Pembangunan IPAL komunal ini dimaksudkan untuk memecahkan persoalan pembuangan limbah rumah tangga, dari limbah kotoran manusia, air bekas cucian, dan air bekas mandi. Dengan adanya IPAL komunal, setidaknya bisa mengurangi beban pencemaran yang bersumber dari limbah domestik.

“Kita sudah pernah tekankan ke Pemprov dan ternyata mereka sudah melakukan pemetaan untuk membangunan IPAL komunal ini. Hanya saja, ini pekerjaan jangka panjang dan membutuhkan waktu yang cukup lama,” jelas Puput.

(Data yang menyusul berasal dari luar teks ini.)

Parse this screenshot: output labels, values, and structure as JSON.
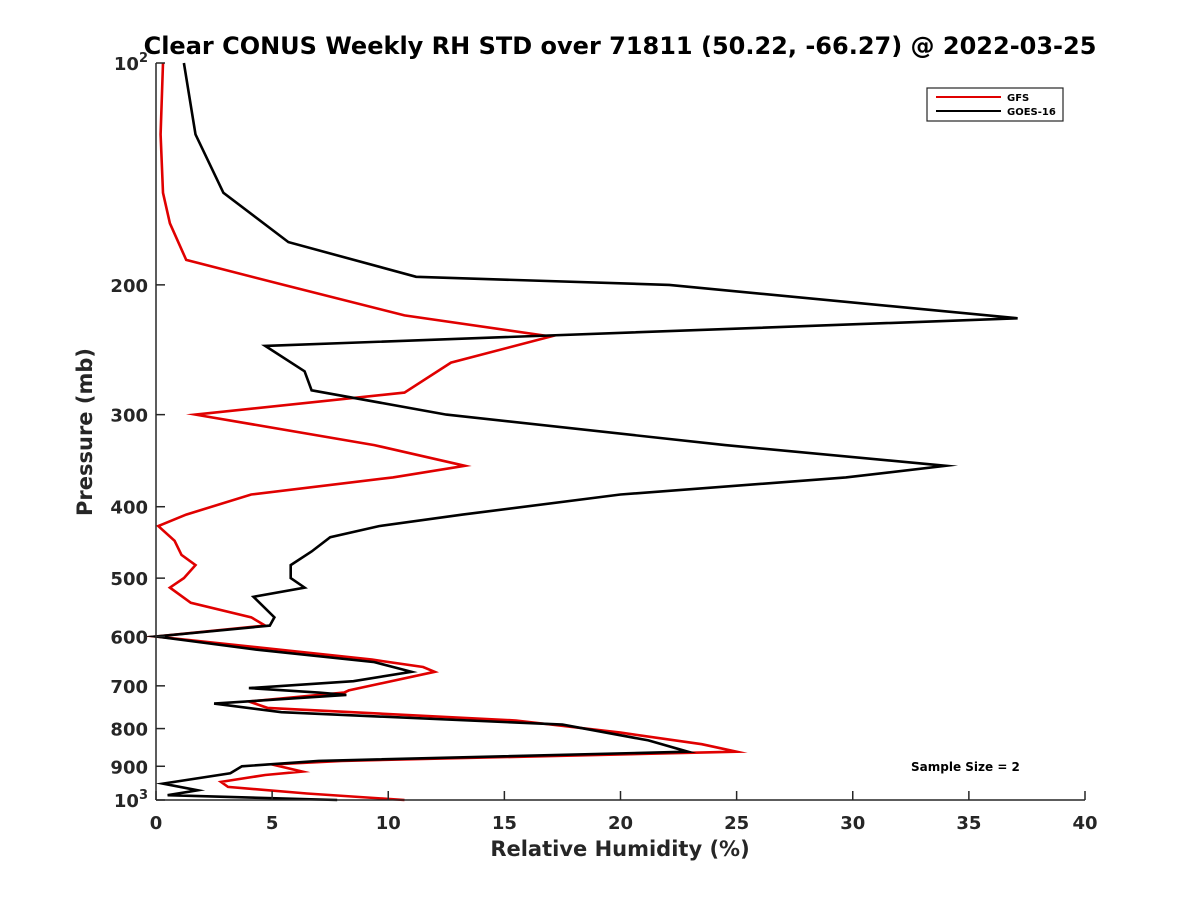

Terkait pencemaran di teluk Jakarta sendiri, Kepala Badan Pengelolaan Lingkungan Hidup Daerah (BPLHD) DKI Jakarta Junaedi mengakui bahwa wilayah teluk Jakarta memang sudah tercemar cukup berat. Apalagi, sampah padat dan cair yang bersumber dari 13 sungai di Jakarta bermuara di teluk Jakarta.

“Kemarin kita memang hanya melakukan penelitian terkait ikan mati saja. Tapi kalau kita bilang teluk Jakarta tidak tercemari, ya, tidak mungkin, kan? Karena sampah padat maupun cair ketika musim hujan pasti terbawa ke laut,” katanya.